Fig. 3.

EB1 is not a substrate of Aurora-B and knockdown of its expression impairs Aurora-B kinase activity. (A) Aurora-B kinase assays were performed on HA-Aurora-B immunoprecipitate (AuB IP) or purified His-Aurora-B (AuB), using GST, GST-EB1, or GST-histone H3 as the substrate. The reaction mixture was subjected to SDS/PAGE and analyzed by autoradiography. The levels of GST-fusion proteins used in the kinase assays were examined by Coomassie blue staining. (B) Western blots showing the decrease of EB1 expression by three different siRNAs, including two targeting the coding sequence (E-1 and E-2) and one targeting the untranslated region (E-3). (C) HeLa cells transfected with control or EB1 siRNAs were examined by immunofluorescence microscopy with a phospho-H3 (serine-10)-specific antibody.

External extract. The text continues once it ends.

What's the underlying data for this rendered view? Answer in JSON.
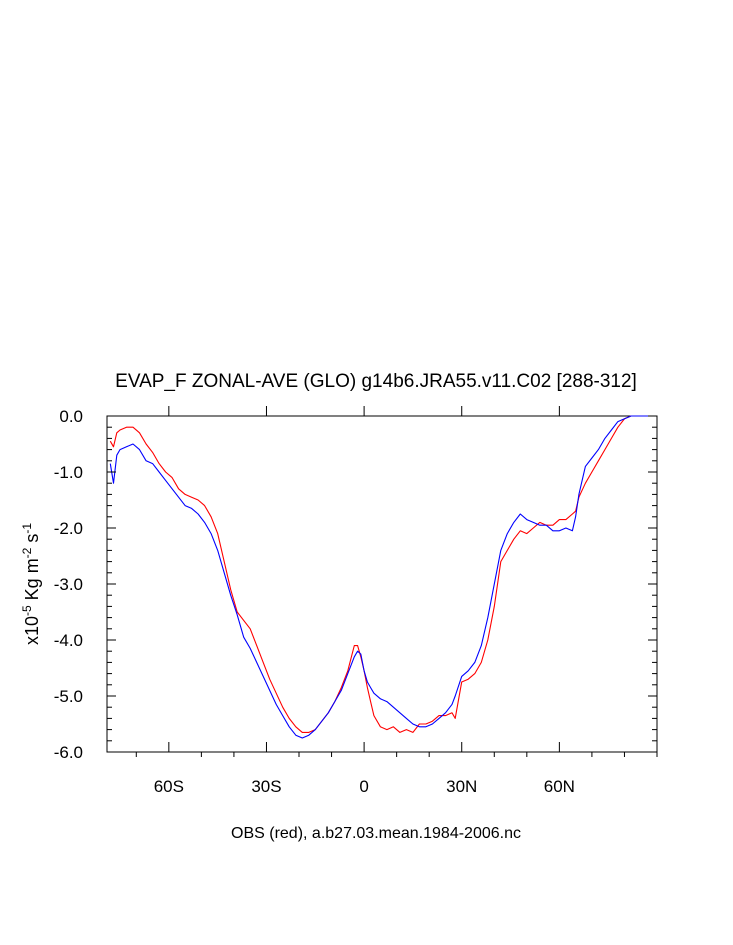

Total cell population was detected by staining cells with DAPI. (D) Cells were transfected with the indicated siRNAs and pCMV-HA-Aurora-A, pCMV-HA-Aurora-B, or pCMV-HA-Aurora-C. Kinase assays were then performed on HA-Aurora-A, HA-Aurora-B, or HA-Aurora-C immunoprecipitate, using H3 as the substrate. The reaction mixtures were subjected to SDS/PAGE, and H3 phosphorylation was analyzed by autoradiography. The levels of HA-Aurora-B immunoprecipitate used in the kinase assays were examined by Western blotting with anti-HA antibody. (E) Cells were transfected with control siRNA or EB1 siRNA (E-3) and pCMV-HA-Aurora-B, together with GST or GST-EB1. Kinase assays were performed on HA-Aurora-B immunoprecipitate as in D. The levels of HA-Aurora-B immunoprecipitate used in the kinase assays were examined by Western blotting.